Auto ElectricsPart 1 



... on 12 to 6 volt reduction  
The subject of running 6 volt devices from a 12 volt battery often comes up.
From the general discussions I've seen, some important information is overlooked. This is very simplified, but I hope this helps some. I drew these diagrams with the intent to explain using a ballast resistor with a 6 volt coil, but the electrical theory applies equally to any voltage reduction application. 

There are 2 fundamental laws of electricity that apply here:
Kirchoff's law states that the sum of all voltages in a closed circuit is always zero. Ohms law defines the relationships between voltage, current, resistance and power 

Starting with a 6 volt system, consider the circuit here. The resistance could be anything (horn, headlights, gauges, coil, etc).
I've chosen to use a 1 ohm value for simplicity. Ohms law states: V = I x R (Voltage = Current x Resistance), or in this case, I = V ÷ R We know the voltage (6 v) and the resistance (1 ohm), so by laws of physics, the current must be 6 amps. You can rearrange the equation any way you want, so knowing any 2 of the 3 variables, you can always solve for the 3rd. 

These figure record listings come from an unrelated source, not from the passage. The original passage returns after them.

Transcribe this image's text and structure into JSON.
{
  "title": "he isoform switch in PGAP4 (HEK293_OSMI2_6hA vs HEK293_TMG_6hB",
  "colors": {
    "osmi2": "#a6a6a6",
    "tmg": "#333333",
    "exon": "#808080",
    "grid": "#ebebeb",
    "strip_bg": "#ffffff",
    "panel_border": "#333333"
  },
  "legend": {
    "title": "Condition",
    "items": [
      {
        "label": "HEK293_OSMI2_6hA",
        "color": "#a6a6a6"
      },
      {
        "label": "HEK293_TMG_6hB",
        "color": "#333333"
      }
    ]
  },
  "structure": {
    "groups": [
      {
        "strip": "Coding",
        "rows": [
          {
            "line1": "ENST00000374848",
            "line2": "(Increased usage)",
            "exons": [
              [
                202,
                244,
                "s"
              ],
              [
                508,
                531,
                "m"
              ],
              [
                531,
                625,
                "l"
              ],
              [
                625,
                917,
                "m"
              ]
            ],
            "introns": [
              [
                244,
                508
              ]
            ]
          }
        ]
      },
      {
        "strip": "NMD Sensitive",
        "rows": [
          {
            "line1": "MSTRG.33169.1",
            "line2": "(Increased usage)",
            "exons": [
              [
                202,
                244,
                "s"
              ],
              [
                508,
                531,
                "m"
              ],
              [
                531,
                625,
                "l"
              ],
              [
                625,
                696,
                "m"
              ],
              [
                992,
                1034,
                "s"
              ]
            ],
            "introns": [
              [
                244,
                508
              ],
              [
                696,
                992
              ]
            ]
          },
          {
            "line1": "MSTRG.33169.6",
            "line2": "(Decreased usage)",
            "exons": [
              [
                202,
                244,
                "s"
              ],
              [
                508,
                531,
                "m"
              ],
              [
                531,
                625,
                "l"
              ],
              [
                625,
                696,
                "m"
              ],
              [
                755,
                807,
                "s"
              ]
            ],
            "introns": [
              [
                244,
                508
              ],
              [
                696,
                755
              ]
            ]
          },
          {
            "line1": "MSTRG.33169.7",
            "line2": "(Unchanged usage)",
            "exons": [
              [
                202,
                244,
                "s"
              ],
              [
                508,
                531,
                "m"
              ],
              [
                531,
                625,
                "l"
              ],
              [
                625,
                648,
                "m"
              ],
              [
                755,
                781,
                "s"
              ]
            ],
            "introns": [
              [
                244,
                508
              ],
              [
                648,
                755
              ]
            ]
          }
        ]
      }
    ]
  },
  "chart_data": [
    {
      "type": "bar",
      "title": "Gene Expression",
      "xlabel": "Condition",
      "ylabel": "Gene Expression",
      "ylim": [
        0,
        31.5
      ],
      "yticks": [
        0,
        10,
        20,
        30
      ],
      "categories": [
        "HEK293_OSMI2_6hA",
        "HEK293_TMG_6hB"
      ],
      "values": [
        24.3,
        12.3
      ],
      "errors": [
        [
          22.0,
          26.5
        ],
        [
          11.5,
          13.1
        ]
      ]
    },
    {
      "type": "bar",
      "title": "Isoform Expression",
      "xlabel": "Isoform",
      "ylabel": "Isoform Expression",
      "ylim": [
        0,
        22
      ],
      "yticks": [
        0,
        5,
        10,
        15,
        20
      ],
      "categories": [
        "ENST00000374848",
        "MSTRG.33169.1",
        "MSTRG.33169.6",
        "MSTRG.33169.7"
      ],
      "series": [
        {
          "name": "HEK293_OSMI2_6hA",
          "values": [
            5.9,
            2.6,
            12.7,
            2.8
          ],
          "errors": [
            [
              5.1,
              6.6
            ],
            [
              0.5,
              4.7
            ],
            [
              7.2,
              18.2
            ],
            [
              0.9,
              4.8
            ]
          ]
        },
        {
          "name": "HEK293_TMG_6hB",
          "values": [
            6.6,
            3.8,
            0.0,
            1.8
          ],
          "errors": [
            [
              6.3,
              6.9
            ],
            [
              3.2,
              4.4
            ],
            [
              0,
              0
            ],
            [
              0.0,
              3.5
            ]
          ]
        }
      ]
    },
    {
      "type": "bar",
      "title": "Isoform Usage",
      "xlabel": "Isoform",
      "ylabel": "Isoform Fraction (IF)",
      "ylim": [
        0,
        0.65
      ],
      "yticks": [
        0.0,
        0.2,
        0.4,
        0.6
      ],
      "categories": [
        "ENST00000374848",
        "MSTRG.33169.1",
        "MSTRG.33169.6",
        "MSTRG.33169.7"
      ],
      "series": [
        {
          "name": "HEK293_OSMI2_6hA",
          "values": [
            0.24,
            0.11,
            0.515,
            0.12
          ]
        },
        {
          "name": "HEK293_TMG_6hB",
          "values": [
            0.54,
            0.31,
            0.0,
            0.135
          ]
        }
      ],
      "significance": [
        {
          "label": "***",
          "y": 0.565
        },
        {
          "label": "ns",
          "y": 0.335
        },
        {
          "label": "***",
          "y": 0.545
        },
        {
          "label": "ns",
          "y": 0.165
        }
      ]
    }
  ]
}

Now consider the same circuit with a 12 v battery.
With no change to the "load" resistance, I = 12 ÷ 1, so the current has increased to 12 amps. (2x the voltage = 2x the current) The Power laws defines power dissipation: P(watts) = V x I With 6 volts, P = 6 x 6, or 36 watts; with 12 volts, it's 12 x 12, or 144 WATTS!!! 4 x the original! That poor resistor is going to get DAMNED hot, and probably die quickly! This is the major problem running 6 volt devices from 12 volts. While they might seem to operate OK, they'll get far hotter than they're designed for, and might well burn up. 

Now let's keep the 12 volt battery, and reduce the current through the load so it won't burn up.
To get the current back down to 6 amps, you'd need to double the resistance. That's what a "ballast resistor" or "voltage reducer" is for. By adding a 1 ohm ballast resistor, total circuit resistance is now 2 ohms, an since I = V ÷ R, the current is back down to 6 amps. Total power dissipation is still twice what it needs to be though: P = 12 x 6 = 72 watts. Half this power is consumed by the load, so the load device is back to it's normal values and power dissipation. The other half though, is simply wasted as heat in the ballast resistor. 

To understand how the ballast resistor functions, we apply Kirchoff's law. In our circuit, voltage across the ballast (V1) plus the voltage across the load (V2) must add up to 12 volts.
And we know the current (6 amps) and the resistances (1 ohm each), so applying ohms law, V = I x R, we get 6 volts across each resistance, which do indeed add up to 12 volts. What should be clear now, is that the VALUE of the ballast resistor must be EQUAL to the resistance value of the load! Say we changed the ballast resistor to 2 ohms, current would be 4 amps (possibly too little for the load), and voltage across the load would only be 4 volts (again possibly too little). Decreasing the ballast value would have the opposite effect. So there's NO SUCH THING as a universal ballast resistor or voltage reducer. They are tailored to specific applications, makes and models of parts. At the least, you MUST know the resistive value of the load you're trying to reduce the voltage to. 

You may have seen these things advertised as voltage reducers.
Unlike a purely resistive reducer, these are actually a solidstate voltage regulator. You can apply any voltage from 8 to 30 volts to the input, and the output will always be 6 volts. These are as close to a universal reducer as you'll get, but there are drawback and limitations:
To save money, go to Radio Shack and buy the part for @ $1.00, and wire it up yourself. For heavierduty applications, you can buy voltage regulators up to 5 amps (for @ $5.00), but they need a heat sink. Still cheaper and more accurate than a resistor.